Gearrin picked up two early saves against Miami, striking out six in three hitless innings. Scouts immediately took notice.

An all-conference selection, Gearrin led the Atlantic Sun with 13 saves and was taken by the Braves — his favorite team growing up — on the first day of the draft.

Less than three years later, he's just a step from the majors and pitching well despite only a half season above Class A previously.

Despite not being on the 40-man major league roster or being an official spring training invitee, Gearrin got into six Grapefruit League games with the Braves and posted a 3.60 ERA with three strikeouts to one walk in five innings.

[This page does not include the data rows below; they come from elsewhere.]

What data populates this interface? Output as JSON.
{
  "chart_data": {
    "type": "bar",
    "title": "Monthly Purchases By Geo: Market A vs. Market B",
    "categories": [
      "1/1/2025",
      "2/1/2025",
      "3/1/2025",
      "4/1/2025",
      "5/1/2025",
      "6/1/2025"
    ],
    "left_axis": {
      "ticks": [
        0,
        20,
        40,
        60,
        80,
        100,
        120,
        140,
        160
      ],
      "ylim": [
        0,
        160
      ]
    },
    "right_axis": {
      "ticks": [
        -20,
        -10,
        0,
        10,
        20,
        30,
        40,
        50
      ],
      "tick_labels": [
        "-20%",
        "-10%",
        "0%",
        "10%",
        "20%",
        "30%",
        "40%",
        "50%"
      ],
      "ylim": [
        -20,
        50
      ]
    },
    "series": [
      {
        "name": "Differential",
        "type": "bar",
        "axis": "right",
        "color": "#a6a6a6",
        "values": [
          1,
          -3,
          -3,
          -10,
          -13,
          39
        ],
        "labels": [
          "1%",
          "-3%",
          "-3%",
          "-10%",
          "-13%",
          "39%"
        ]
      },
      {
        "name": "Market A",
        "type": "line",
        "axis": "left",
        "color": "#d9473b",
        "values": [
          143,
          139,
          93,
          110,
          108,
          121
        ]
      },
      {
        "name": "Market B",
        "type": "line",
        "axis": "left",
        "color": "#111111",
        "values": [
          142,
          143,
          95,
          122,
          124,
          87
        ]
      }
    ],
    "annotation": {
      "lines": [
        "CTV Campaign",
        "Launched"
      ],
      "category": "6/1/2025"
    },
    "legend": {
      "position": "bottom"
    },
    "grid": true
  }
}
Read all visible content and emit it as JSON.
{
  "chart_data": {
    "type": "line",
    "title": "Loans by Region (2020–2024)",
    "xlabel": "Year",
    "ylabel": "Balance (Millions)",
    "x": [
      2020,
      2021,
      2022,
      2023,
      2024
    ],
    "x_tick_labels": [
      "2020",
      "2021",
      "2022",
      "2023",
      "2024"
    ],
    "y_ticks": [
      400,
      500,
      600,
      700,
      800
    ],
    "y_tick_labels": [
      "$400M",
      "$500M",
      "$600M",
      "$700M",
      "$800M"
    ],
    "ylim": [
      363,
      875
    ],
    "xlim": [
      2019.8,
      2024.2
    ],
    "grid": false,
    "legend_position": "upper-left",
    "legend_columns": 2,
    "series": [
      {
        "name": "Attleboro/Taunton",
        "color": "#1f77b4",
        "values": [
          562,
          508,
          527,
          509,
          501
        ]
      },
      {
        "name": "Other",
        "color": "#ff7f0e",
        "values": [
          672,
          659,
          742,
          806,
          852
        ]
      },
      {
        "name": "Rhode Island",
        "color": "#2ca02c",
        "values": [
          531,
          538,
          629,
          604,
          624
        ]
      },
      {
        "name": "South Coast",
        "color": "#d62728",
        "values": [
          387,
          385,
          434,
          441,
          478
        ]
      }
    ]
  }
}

"I didn't know much about him before, but I like him," Braves manager Bobby Cox said in Florida. "It looks like he's got a good arm and those sidearm pitchers can be tough out of the pen."

Getting to appear in big leagues games certainly speeded up Gearrin's learning curve.

"It helped my confidence to be able to face big league hitters and hold my own," Gearrin said. "It was great to get into those games. I didn't expect it.

Until spring training it appeared that Gearrin would start this season back at Class AA Mississippi, where he ended last year.

"I wouldn't say that I was surprised to be able to come to Gwinnett, but I was definitely excited," Gearrin said. "You always want to be moving up and it's nice to get to pitch close to home where people can see you."

The next stop, Turner Field, is just 35 miles from Coolray Field. Gearrin is still not a finished product, though.

Control remains an issue, with nine walks. But with a developing changeup to go with his fastball and slider, Gearrin has a full compliment of pitches.

"Now that he has the three pitches, Cory is right on the same path as Moylan," Brundage said.